Vatican gains access to Swiss fund details
Vatican investigators have been given the green light to examine the secretive network of Swiss funds and accounts managed for the Holy See by manager Enrico Crasso.
Vatican investigators have been given the green light to examine the secretive network of Swiss funds and accounts managed for the Holy See by its long-time investment manager, Enrico Crasso, the banker believed to be at the heart of its ongoing financial and property scandals.
The decision, by the Swiss Federal Court, was hailed by a senior source in Rome as a potential “nuclear bomb” and is believed to have been handed down on October 13. However, the news only emerged on Swiss financial crimes website Gotham City, and was published on Friday by the Italian Huffington Post.

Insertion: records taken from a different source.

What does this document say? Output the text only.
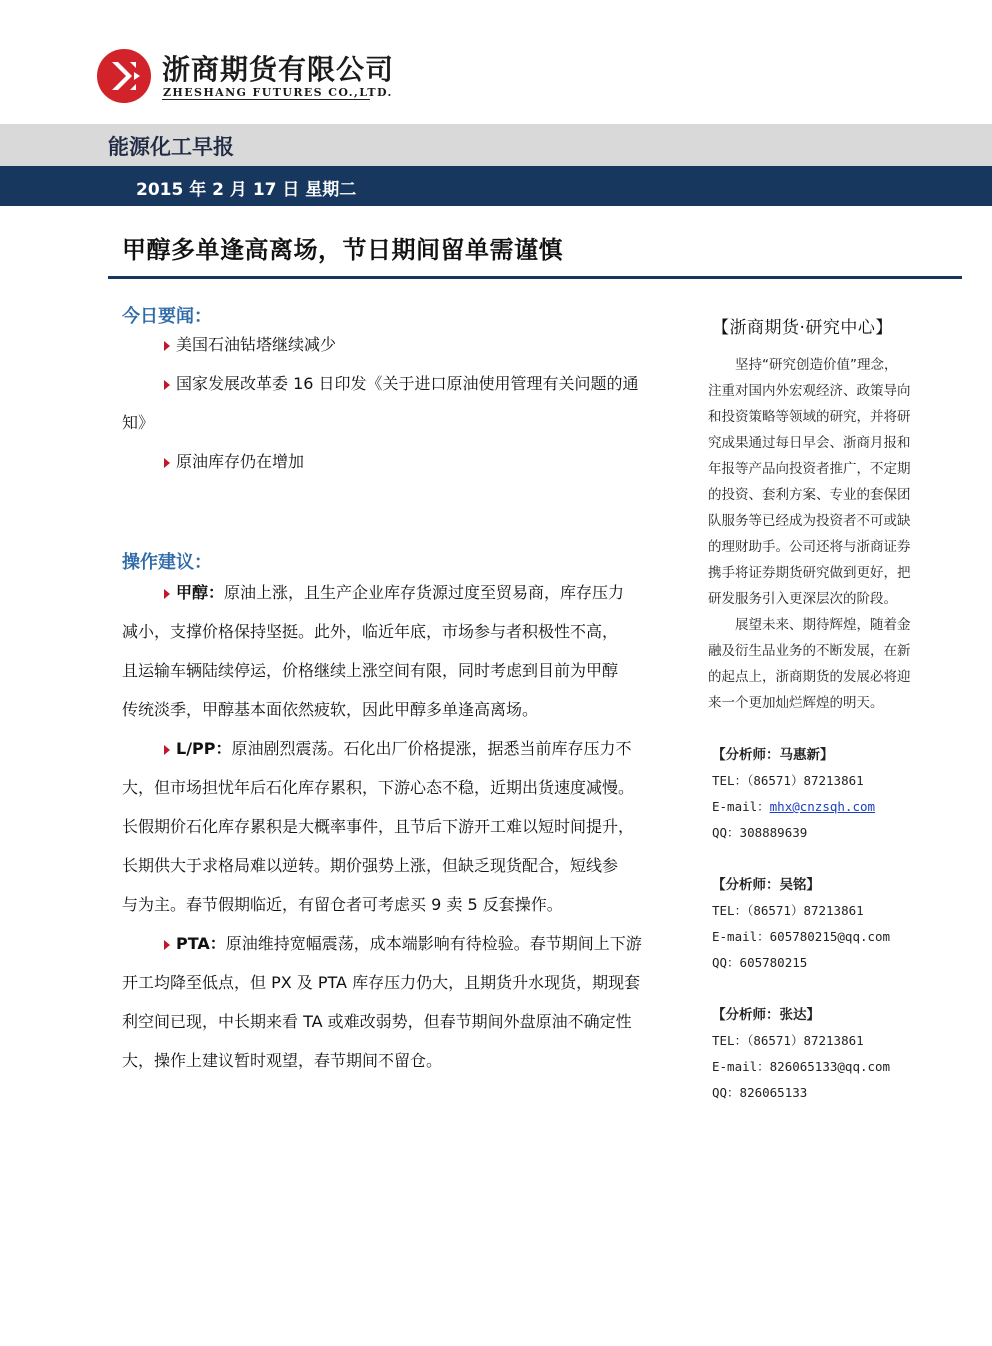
浙商期货有限公司
ZHESHANG FUTURES CO.,LTD.
能源化工早报
2015 年 2 月 17 日 星期二
甲醇多单逢高离场，节日期间留单需谨慎
今日要闻：
美国石油钻塔继续减少
国家发展改革委 16 日印发《关于进口原油使用管理有关问题的通
知》
原油库存仍在增加
操作建议：
甲醇：原油上涨，且生产企业库存货源过度至贸易商，库存压力
减小，支撑价格保持坚挺。此外，临近年底，市场参与者积极性不高，
且运输车辆陆续停运，价格继续上涨空间有限，同时考虑到目前为甲醇
传统淡季，甲醇基本面依然疲软，因此甲醇多单逢高离场。
L/PP：原油剧烈震荡。石化出厂价格提涨，据悉当前库存压力不
大，但市场担忧年后石化库存累积，下游心态不稳，近期出货速度减慢。
长假期价石化库存累积是大概率事件，且节后下游开工难以短时间提升，
长期供大于求格局难以逆转。期价强势上涨，但缺乏现货配合，短线参
与为主。春节假期临近，有留仓者可考虑买 9 卖 5 反套操作。
PTA：原油维持宽幅震荡，成本端影响有待检验。春节期间上下游
开工均降至低点，但 PX 及 PTA 库存压力仍大，且期货升水现货，期现套
利空间已现，中长期来看 TA 或难改弱势，但春节期间外盘原油不确定性
大，操作上建议暂时观望，春节期间不留仓。
【浙商期货·研究中心】
　　坚持“研究创造价值”理念，
注重对国内外宏观经济、政策导向
和投资策略等领域的研究，并将研
究成果通过每日早会、浙商月报和
年报等产品向投资者推广，不定期
的投资、套利方案、专业的套保团
队服务等已经成为投资者不可或缺
的理财助手。公司还将与浙商证券
携手将证券期货研究做到更好，把
研发服务引入更深层次的阶段。
　　展望未来、期待辉煌，随着金
融及衍生品业务的不断发展，在新
的起点上，浙商期货的发展必将迎
来一个更加灿烂辉煌的明天。
【分析师：马惠新】
TEL：（86571）87213861
E-mail：mhx@cnzsqh.com
QQ：308889639
【分析师：吴铭】
TEL：（86571）87213861
E-mail：605780215@qq.com
QQ：605780215
【分析师：张达】
TEL：（86571）87213861
E-mail：826065133@qq.com
QQ：826065133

The cache of documents and paperwork requested by Vatican investigators centre on the financial records of AZ Swiss and Partners, owners of a company founded by Enrico Crasso when he left banking giant Credit Suisse in 2014.
Crasso has administered funds belonging to the Vatican’s Secretariat of State for decades but his company has spent nearly a year fighting the formal request from Vatican investigators to open its records to scrutiny.
A rogatory letter, a legal demand from the legal system of one country to the legal system of another, was filed with Swiss authorities in December last year.
It cited demands for information relating to “investment schemes that are neither transparent nor compliant with normal real estate investment practices”. This appears to be a clear signal pointing to the controversial property deal in London’s exclusive Sloane Square.
This was allegedly authorised by the Sardinian-born Cardinal Angelo Becciu, who was removed suddenly by Pope Francis in September in the wake of allegations that he had authorised the use of millions of euros raised for Vatican charity funds in speculative and dangerous investments.
Becciu, a former deputy head of the Holy See’s Secretariat of State, was the long-term nemesis of the team originally led by Cardinal George Pell and Vatican Auditor General Libero Milone, and tasked in 2014 with cleaning up the Vatican finances. The allegations include the siphoning of some €700,000 ($1.13m) to a co-operative run by his brother, Tonino, which in turn, created work for companies run by two other brothers.
Cardinal Becciu denies all wrongdoing.
The Australian reported on Saturday that a new book by Italian investigative journalist Gian Luigi Nuzzi, has revealed lurid new details of the campaign of intimidation launched by the Vatican old guard against the financial reforms.
The transactions Vatican investigators are now homing in on are reported to have unfolded between November 2018 and May 2019 and the crimes alleged include “abuse of authority, embezzlement, corruption, money laundering and use of the proceeds of criminal activities”.
Swiss authorities are reported to have now ruled that access be granted to the documents on the basis that when “foreign authorities ask for information to reconstruct criminal asset flows, it is generally considered that they need the entirety of the relative documentation in order to clarify which persons or legal entities are involved”.
Crasso first made headlines in Italy last year when he was also named as the manager of the Centurion Global Fund which was revealed to have used Vatican funds under its management for Hollywood films, including the Elton John biopic Rocketman. Centurion Global Fund is believed to have held some €70m, with the Holy See’s Secretariat of State providing two thirds of this.
The Catholic News Agency has reported that as part of the Holy See’s first request for help from Swiss authorities, tens of millions of euros were frozen in bank accounts.